As of the 2020 census, O'Brien had a population of 91. The median age was 56.5 years. 16.5% of residents were under the age of 18 and 39.6% of residents were 65 years of age or older. For every 100 females there were 93.6 males, and for every 100 females age 18 and over there were 100.0 males age 18 and over.

0.0% of residents lived in urban areas, while 100.0% lived in rural areas.

There were 40 households in O'Brien, of which 20.0% had children under the age of 18 living in them. Of all households, 35.0% were married-couple households, 35.0% were households with a male householder and no spouse or partner present, and 22.5% were households with a female householder and no spouse or partner present. About 47.5% of all households were made up of individuals and 25.0% had someone living alone who was 65 years of age or older.

There were 59 housing units, of which 32.2% were vacant. The homeowner vacancy rate was 2.9% and the rental vacancy rate was 21.4%.
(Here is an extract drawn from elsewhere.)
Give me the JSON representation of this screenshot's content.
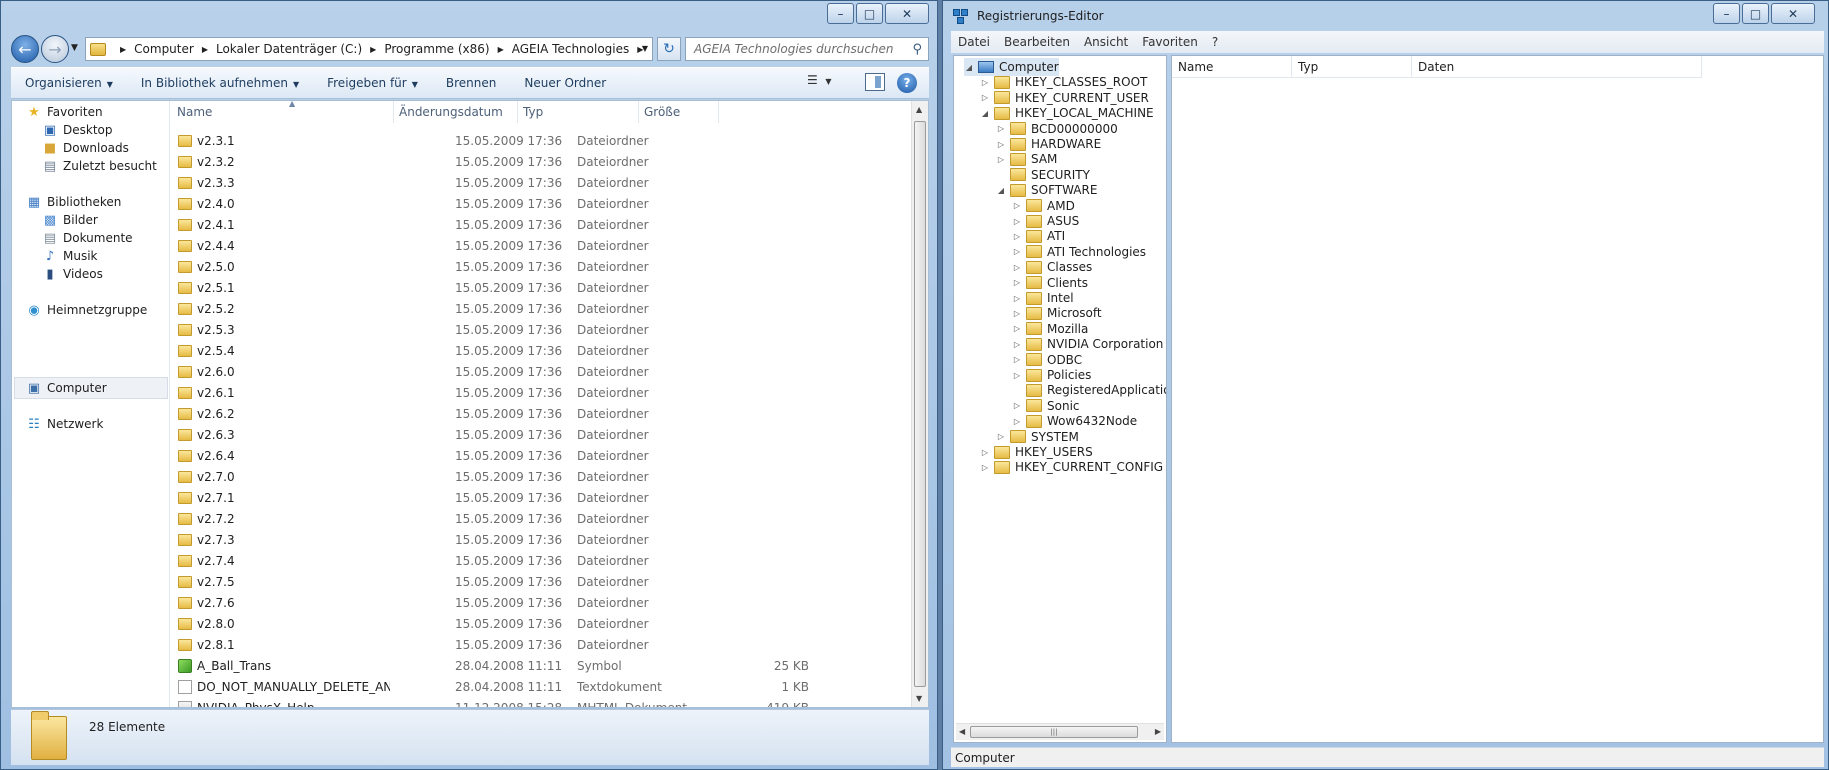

Racial composition as of the 2020 census
| Race | Number | Percent |
|---|---|---|
| White | 61 | 67.0% |
| Black or African American | 0 | 0.0% |
| American Indian and Alaska Native | 2 | 2.2% |
| Asian | 0 | 0.0% |
| Native Hawaiian and Other Pacific Islander | 0 | 0.0% |
| Some other race | 11 | 12.1% |
| Two or more races | 17 | 18.7% |
| Hispanic or Latino (of any race) | 44 | 48.4% |

===2000 census===

As of the 2000 census 132 people, 54 households, and 32 families resided in the city. The population density was 262.1 PD/sqmi. The 71 housing units averaged 141.0/sq mi (54.8/km^{2}). The racial makeup of the city was 61.36% White, 0.76% Native American, 37.88% from other races. Hispanics or Latinos of any race were 55.30% of the population.

Of the 54 households, 24.1% had children under the age of 18 living with them, 46.3% were married couples living together, 9.3% had a female householder with no husband present, and 40.7% were not families. About 38.9% of all households were made up of individuals, and 24.1% had someone living alone who was 65 years of age or older. The average household size was 2.44 and the average family size was 3.34.

In the city, the population was distributed as 25.0% under the age of 18, 10.6% from 18 to 24, 15.9% from 25 to 44, 23.5% from 45 to 64, and 25.0% who were 65 years of age or older. The median age was 44 years. For every 100 females, there were 71.4 males. For every 100 females age 18 and over, there were 59.7 males.

The median income for a household in the city was $17,500, and for a family was $18,750. Males had a median income of $25,000 versus $13,214 for females. The per capita income for the city was $10,422. About 22.2% of families and 18.7% of the population were living below the poverty line, including 20.0% of those under 18 and 16.7% of those over 64.
==Education==
The City of O'Brien is served by the Knox City-O'Brien Consolidated Independent School District.

In 1972, O'Brien won the first six-man football state championship in Texas.